Acusação de Trump sobre interferência eleitoral põe em risco trégua entre EUA e China
Acusação de Trump ameaça trégua EUA-China

O ex-presidente dos Estados Unidos, Donald Trump, acusou a China de interferir nas eleições americanas de 2024, colocando em risco a frágil trégua comercial entre as duas maiores economias do mundo. A declaração foi feita durante um comício na Flórida, na noite de quarta-feira, e já gerou reações em Pequim e Washington.

Detalhes da acusação

Trump afirmou, sem apresentar evidências concretas, que o governo chinês estaria financiando campanhas de adversários políticos e utilizando bots em redes sociais para influenciar a opinião pública. "A China não quer que eu volte à Casa Branca. Eles estão fazendo de tudo para me prejudicar, mas não vão conseguir", disse o ex-presidente, que é o pré-candidato republicano mais cotado para 2024.

A acusação ocorre em um momento delicado das relações bilaterais. Desde o início de 2026, EUA e China vinham negociando uma redução de tarifas e a retomada de acordos comerciais, após anos de tensões durante o governo Biden. A chamada "trégua de Pequim" havia sido celebrada por analistas como um passo para estabilizar a economia global.

Banner largo do Pickt — app de listas de compras colaborativas para Telegram

Impacto imediato

Após as declarações de Trump, o índice Dow Jones caiu 1,2% no pregão de quinta-feira, enquanto o dólar se valorizou frente ao yuan. O ministro das Relações Exteriores da China, Wang Yi, classificou as acusações como "infundadas e perigosas" e alertou que a China responderá com firmeza a qualquer tentativa de culpar o país por problemas internos dos EUA.

Segundo fontes do Departamento de Estado, o governo americano está preocupado com o possível colapso das negociações comerciais. Um diplomata, que falou sob condição de anonimato, afirmou: "Estávamos prestes a anunciar um acordo para reduzir tarifas sobre produtos agrícolas e tecnologia. Agora, tudo está em suspenso."

Contexto histórico

As relações entre EUA e China sempre foram marcadas por desconfiança, mas a trégua iniciada em janeiro de 2026 representava uma oportunidade de cooperação em áreas como mudanças climáticas e comércio. Especialistas apontam que a retórica de Trump pode ser uma estratégia para mobilizar sua base eleitoral, mas os riscos são altos. "Se as acusações levarem a sanções ou retaliações, o comércio global sofrerá um golpe severo", afirmou a economista Laura Chen, do Peterson Institute.

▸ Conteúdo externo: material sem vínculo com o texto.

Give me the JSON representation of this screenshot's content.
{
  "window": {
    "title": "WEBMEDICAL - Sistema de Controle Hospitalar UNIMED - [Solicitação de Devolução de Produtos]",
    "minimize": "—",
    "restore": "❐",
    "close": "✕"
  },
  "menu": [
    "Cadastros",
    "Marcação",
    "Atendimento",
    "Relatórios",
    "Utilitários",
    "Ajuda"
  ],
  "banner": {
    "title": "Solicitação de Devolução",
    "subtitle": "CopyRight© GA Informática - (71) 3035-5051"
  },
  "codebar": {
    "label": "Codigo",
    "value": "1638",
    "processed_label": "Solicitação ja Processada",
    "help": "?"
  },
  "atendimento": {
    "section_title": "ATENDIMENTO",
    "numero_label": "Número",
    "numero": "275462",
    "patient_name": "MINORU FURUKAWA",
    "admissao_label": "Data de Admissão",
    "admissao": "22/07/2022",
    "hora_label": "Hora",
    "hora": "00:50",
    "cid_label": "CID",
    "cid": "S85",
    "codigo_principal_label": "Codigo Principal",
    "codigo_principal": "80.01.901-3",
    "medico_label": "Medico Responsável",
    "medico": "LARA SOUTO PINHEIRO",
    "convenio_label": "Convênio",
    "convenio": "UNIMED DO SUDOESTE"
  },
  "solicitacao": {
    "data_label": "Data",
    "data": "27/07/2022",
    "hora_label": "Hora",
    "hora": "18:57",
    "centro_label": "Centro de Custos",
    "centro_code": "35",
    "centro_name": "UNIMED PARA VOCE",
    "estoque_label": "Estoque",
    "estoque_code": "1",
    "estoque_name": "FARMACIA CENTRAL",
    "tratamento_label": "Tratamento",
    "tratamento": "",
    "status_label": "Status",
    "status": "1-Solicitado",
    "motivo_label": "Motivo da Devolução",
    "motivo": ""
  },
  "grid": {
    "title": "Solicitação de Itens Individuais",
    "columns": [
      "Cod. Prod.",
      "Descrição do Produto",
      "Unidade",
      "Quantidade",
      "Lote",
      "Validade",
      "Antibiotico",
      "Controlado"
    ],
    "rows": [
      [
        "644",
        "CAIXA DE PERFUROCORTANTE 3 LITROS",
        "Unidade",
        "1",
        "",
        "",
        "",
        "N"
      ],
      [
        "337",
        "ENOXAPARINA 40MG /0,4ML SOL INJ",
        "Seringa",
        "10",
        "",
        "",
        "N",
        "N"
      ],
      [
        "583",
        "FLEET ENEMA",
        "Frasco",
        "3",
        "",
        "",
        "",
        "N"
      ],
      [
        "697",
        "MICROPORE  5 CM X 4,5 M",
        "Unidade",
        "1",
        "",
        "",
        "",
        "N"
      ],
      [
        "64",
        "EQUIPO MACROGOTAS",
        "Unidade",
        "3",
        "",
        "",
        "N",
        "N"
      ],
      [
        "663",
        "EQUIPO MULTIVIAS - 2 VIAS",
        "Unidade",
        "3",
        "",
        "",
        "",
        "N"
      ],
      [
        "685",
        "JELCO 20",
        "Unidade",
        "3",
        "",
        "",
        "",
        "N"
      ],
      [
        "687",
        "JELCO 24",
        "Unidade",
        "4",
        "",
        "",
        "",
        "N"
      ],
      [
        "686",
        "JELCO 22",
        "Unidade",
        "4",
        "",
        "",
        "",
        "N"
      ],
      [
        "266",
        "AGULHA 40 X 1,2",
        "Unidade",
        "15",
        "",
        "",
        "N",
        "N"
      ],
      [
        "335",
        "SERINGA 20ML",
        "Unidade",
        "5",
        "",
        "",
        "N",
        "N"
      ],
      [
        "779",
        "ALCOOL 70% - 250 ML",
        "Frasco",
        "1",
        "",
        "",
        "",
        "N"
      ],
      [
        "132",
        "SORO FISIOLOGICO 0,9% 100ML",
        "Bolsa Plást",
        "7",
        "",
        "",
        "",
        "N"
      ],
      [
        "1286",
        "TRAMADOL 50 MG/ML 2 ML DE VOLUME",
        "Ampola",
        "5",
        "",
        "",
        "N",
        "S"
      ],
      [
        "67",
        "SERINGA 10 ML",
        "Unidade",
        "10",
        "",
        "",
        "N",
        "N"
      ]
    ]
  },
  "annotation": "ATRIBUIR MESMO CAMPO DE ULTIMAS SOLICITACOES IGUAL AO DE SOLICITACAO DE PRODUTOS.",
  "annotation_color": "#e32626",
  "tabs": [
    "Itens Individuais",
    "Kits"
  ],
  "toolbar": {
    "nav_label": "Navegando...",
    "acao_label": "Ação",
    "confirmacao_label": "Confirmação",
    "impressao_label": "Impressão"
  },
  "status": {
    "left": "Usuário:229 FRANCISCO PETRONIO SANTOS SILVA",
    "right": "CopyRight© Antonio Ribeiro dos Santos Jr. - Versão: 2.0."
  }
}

Dados do Escritório do Representante Comercial dos EUA mostram que o comércio bilateral atingiu US$ 690 bilhões em 2025, com um déficit de US$ 300 bilhões para os EUA. A trégua previa a redução gradual desse déficit, mas as novas tensões podem inviabilizar o plano.

Reações políticas

O Partido Democrata criticou Trump por colocar em risco os avanços diplomáticos. A porta-voz da Casa Branca, Karine Jean-Pierre, disse que "o governo está comprometido com a estabilidade e não comentará alegações infundadas". Já entre os republicanos, as declarações de Trump foram recebidas com entusiasmo. O senador Ted Cruz twittou: "Finalmente alguém com coragem para enfrentar a China."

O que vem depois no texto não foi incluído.